NEWS

Russian Sanctions: Intellectual Property Rights Also Affected

Annex XL of Regulation (EU) No 833/2014

 Contents

IP Rights Must Be Addressed in Licensing Agreements from 25 June 2025

Contracting Parties in Non-EU Third Countries

For contracts involving only companies established within the European Union, and where delivery obligations are to be fulfilled solely within the EU, there is – based on the wording of Article 12g of Regulation (EU) No 833/2014 (“to a third country”) – no obligation to include a No-Russia clause.

No-Russia Clause

Pursuant to paragraph 1 of Article 12g, exporters must prohibit the re-export of certain goods to Russia and their re-export for use in Russia. These goods include items for the aerospace industry, jet fuel and fuel additives, firearms and other weapons, as well as so-called “High-Priority Items” such as integrated circuits, navigation devices, capacitors, certain plugs and sockets, transistors, and semiconductor components.

High-Priority Items

The High-Priority Items are listed in Annex XL of Regulation (EU) No 833/2014 see:

When granting IP rights and know-how to partners in third countries, their use must be contractually prohibited in connection with High-Priority Items, if such use is directly or indirectly intended for sale, supply, transfer, or export to Russia or for use in Russia.

Suggested Wording

On 22 February 2024, the European Commission published explanatory notes in its FAQs regarding the No-Russia clause under the sanctions regime.
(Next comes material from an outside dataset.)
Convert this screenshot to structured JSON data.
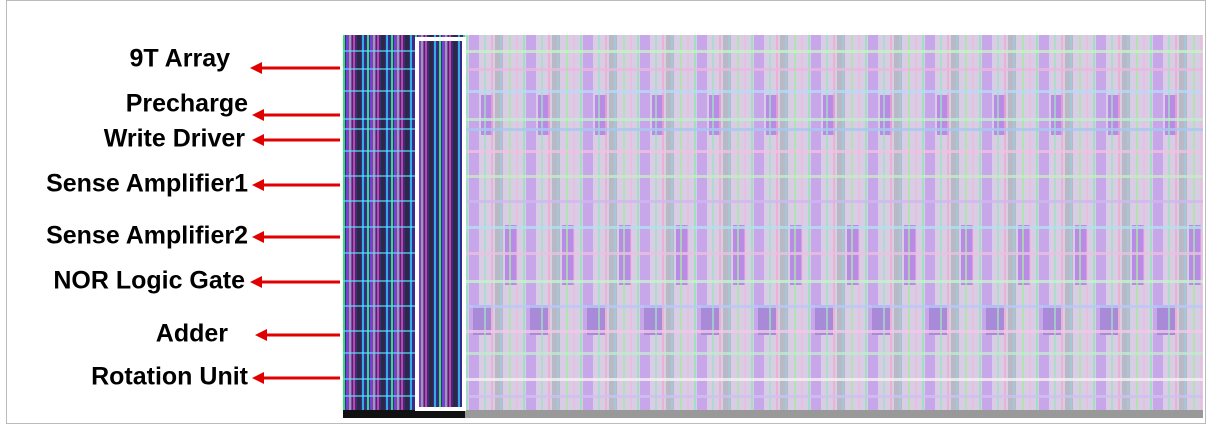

These FAQs include a model clause that should be an integral part of the contract and is deemed to fulfil the requirements of Article 12g. Alternative formulations are possible.

See: https://finance.ec.europa.eu/document/download/7f54341b-2bf1-4142-b5d4-b1b09c93d03e_en?filename=faqs-sanctions-russia-no-re-export_en.pdf

 

To the point:

The No-Russia clause must be contractually agreed upon. A unilateral notice to the contracting partner does not satisfy the legal requirement.